Julián Carrón (left) and Joseph Weiler. Photo by Sophia Wiener

Beauty Does Not Betray

"Our faith must become a lived beauty through which others can encounter God’s incredible love." Fr. Julián Carrón discussed his new book "Disarming Beauty" with Joseph Weiler at the 2017 New York Encounter.
Greg Barry

Shortly before walking onto the stage to interview Fr. Julián Carrón about his forthcoming book, Disarming Beauty, Joseph Weiler walked off of a plane, having spent the previous 22 hours flying to New York from Singapore. Perhaps this exhausting reality of international travel prepared Dr. Weiler to engage with Fr. Carrón in a difficult discussion about the harsh realities of our contemporary world.
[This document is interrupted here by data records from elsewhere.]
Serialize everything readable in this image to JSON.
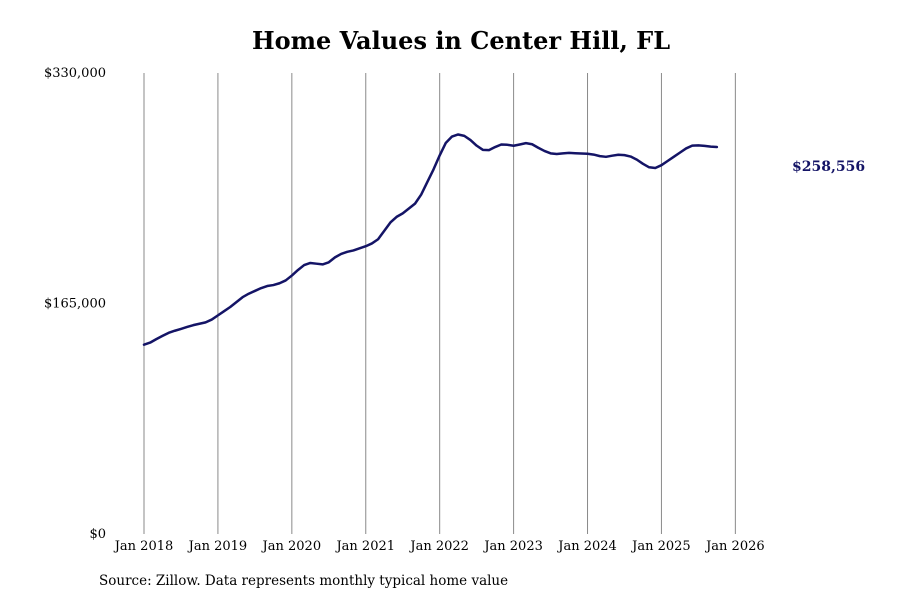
{
  "chart_data": {
    "type": "line",
    "title": "Home Values in Center Hill, FL",
    "xlabel": "",
    "ylabel": "",
    "ylim": [
      0,
      330000
    ],
    "yticks": [
      "$0",
      "$165,000",
      "$330,000"
    ],
    "ytick_values": [
      0,
      165000,
      330000
    ],
    "xticks": [
      "Jan 2018",
      "Jan 2019",
      "Jan 2020",
      "Jan 2021",
      "Jan 2022",
      "Jan 2023",
      "Jan 2024",
      "Jan 2025",
      "Jan 2026"
    ],
    "xtick_months": [
      0,
      12,
      24,
      36,
      48,
      60,
      72,
      84,
      96
    ],
    "xlim_months": [
      0,
      103
    ],
    "grid": "vertical",
    "series": [
      {
        "color": "#141466",
        "end_label": "$258,556",
        "x_start": "2018-01",
        "values": [
          135500,
          137000,
          139500,
          141800,
          144000,
          145500,
          146800,
          148200,
          149500,
          150500,
          151500,
          153500,
          156500,
          159500,
          162500,
          166000,
          169500,
          172000,
          174000,
          176000,
          177500,
          178200,
          179500,
          181500,
          185000,
          189000,
          192500,
          194000,
          193500,
          193000,
          194500,
          198000,
          200500,
          202000,
          203000,
          204500,
          206000,
          208000,
          211000,
          217000,
          223000,
          227000,
          229500,
          233000,
          236500,
          243000,
          252000,
          261000,
          271000,
          280000,
          284500,
          286000,
          285000,
          282000,
          278000,
          275000,
          274800,
          277000,
          278800,
          278600,
          277900,
          278800,
          279800,
          279000,
          276500,
          274200,
          272500,
          272000,
          272500,
          272800,
          272600,
          272400,
          272200,
          271600,
          270500,
          270000,
          270800,
          271500,
          271200,
          270200,
          268000,
          265000,
          262500,
          262000,
          264000,
          267000,
          270000,
          273000,
          276000,
          278000,
          278200,
          277800,
          277300,
          277000,
          258556
        ]
      }
    ]
  },
  "source_note": "Source: Zillow. Data represents monthly typical home value"
}
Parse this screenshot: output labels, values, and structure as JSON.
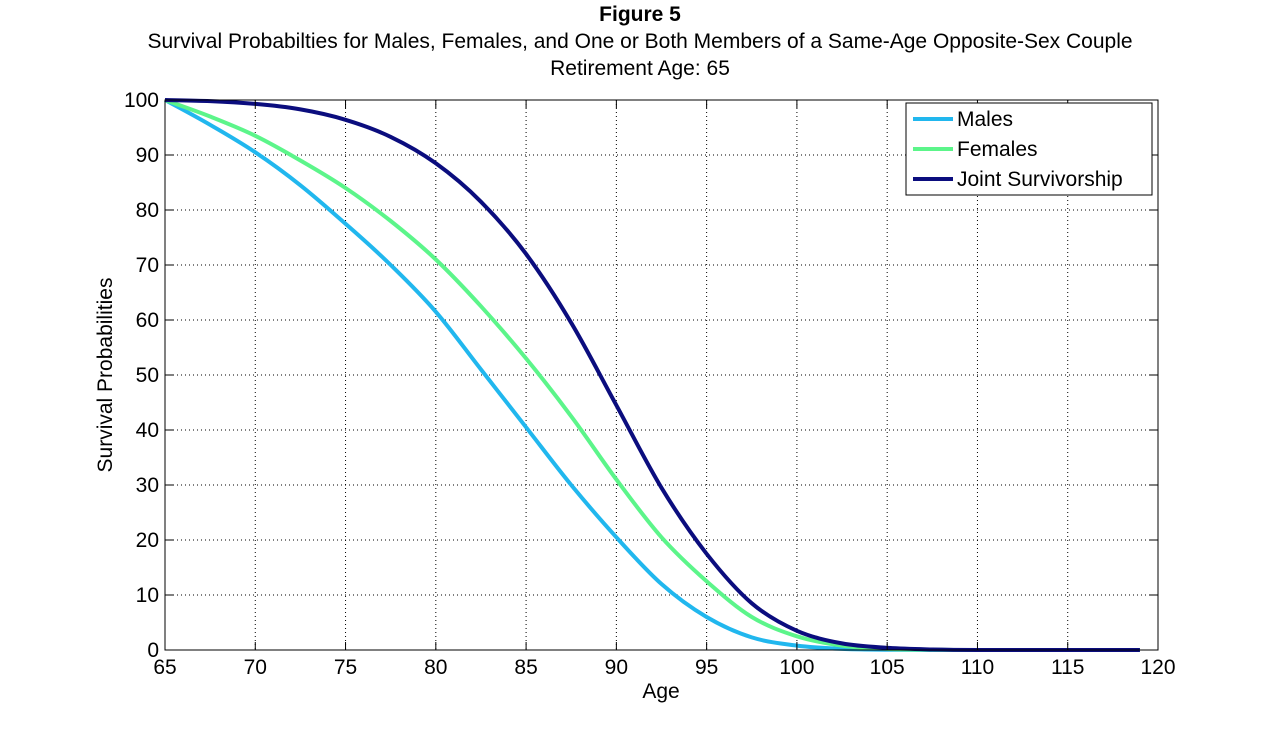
{
  "figure_label": "Figure 5",
  "chart_data": {
    "type": "line",
    "title": "Survival Probabilties for Males, Females, and One or Both Members of a Same-Age Opposite-Sex Couple",
    "subtitle": "Retirement Age: 65",
    "xlabel": "Age",
    "ylabel": "Survival Probabilities",
    "xlim": [
      65,
      120
    ],
    "ylim": [
      0,
      100
    ],
    "xticks": [
      65,
      70,
      75,
      80,
      85,
      90,
      95,
      100,
      105,
      110,
      115,
      120
    ],
    "yticks": [
      0,
      10,
      20,
      30,
      40,
      50,
      60,
      70,
      80,
      90,
      100
    ],
    "grid": true,
    "legend_position": "top-right",
    "x": [
      65,
      67.5,
      70,
      72.5,
      75,
      77.5,
      80,
      82.5,
      85,
      87.5,
      90,
      92.5,
      95,
      97.5,
      100,
      102.5,
      105,
      107.5,
      110,
      115,
      119
    ],
    "series": [
      {
        "name": "Males",
        "color": "#21b7ee",
        "values": [
          100,
          95.5,
          90.5,
          84.5,
          77.5,
          70,
          61.5,
          51,
          40.5,
          30,
          20.5,
          12,
          6,
          2.3,
          0.8,
          0.2,
          0.05,
          0,
          0,
          0,
          0
        ]
      },
      {
        "name": "Females",
        "color": "#5cf58a",
        "values": [
          100,
          97,
          93.5,
          89,
          84,
          78,
          71,
          62.5,
          53,
          42.5,
          31,
          20.5,
          12.5,
          6,
          2.5,
          0.8,
          0.2,
          0.05,
          0,
          0,
          0
        ]
      },
      {
        "name": "Joint Survivorship",
        "color": "#0b0d7e",
        "values": [
          100,
          99.8,
          99.3,
          98.3,
          96.4,
          93.3,
          88.5,
          81.5,
          72,
          59.5,
          44.5,
          29.5,
          17.5,
          8.5,
          3.5,
          1.2,
          0.4,
          0.1,
          0,
          0,
          0
        ]
      }
    ]
  }
}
After briefly listing some of the monumental and devastating events of recent years, including various acts of terror and the migrant crisis in Europe, Weiler noted that Carrón’s “bold” book is important in today’s world. Calling it a “balm for the soul” with a “soft, caressing style of writing which should not obscure a very sharp message,” Weiler said that it calls Christians to examine both how they “confront reality” in a faithful way and how they can “communicate the beauty of a life of faith.” Carrón himself described the goal of the work in a similar way: “I wanted, with this book, to verify if Christian faith could resist in front of these challenges and make a contribution.”

Weiler’s questions held Carrón to this project, focusing mainly on two fundamental problems facing society today: education and the family. As Carrón put it, “one of the most important challenges present society has” is that of “educating people … in a way of reality that cannot end up in violence.” He believes that strictly religious or psychological explanations for the types of violence that have sprung up in the past years are inadequate: “this is not a religious problem … this is a problem of society.” Secularization, both inside Christianity and out, leaves people “without any root” or “point of reference.” When one is given no meaning, what is possible in life but violence? Weiler encapsulated the modern crisis of the family in simple terms. Most basically, it is not the rise of same-sex marriage, nor the acceptance of abortion, but simply the fact that “people don’t make children.” “How can you have more than three children?” he once heard someone ask. “Automobiles only have five seats in them.” While Weiler did list some encouraging reasons why those within faith communities approach the family differently, he at the same time questioned the faithful’s ability to change the thinking of those engulfed by today’s post-Enlightenment, Neo-Kantian, materialistic culture. The divide between those with the roots of faith and those without, he thinks, might simply be too large.

Carrón’s hopeful approach to both of these challenges is the same. Although he acknowledges the radical divide between a secular life and a life of faith, he thinks that beauty can bridge it. In a world where freedom is the “most important value,” Carrón believes that personal testimony can draw to faith, love, and meaning those living in their absence. As one example, he presented the story of a couple who, previously having no interest in creating a family, decided to get married after witnessing the great love of a Christian family they befriended. “There is no preaching,” Carrón said, “only that the beauty is contagious.” While “appealing to ethics” may be useless in today’s world, “this is enough, to move the deepest part of the heart in somebody.”

Carrón concluded with a reflection on the Christmas season that reveals the personal root from which this witness must blossom: the relationship of each Christian to Christ. Just as “the invisible God has become visible, tangible,” so too our faith must become a lived beauty through which others can encounter God’s incredible love.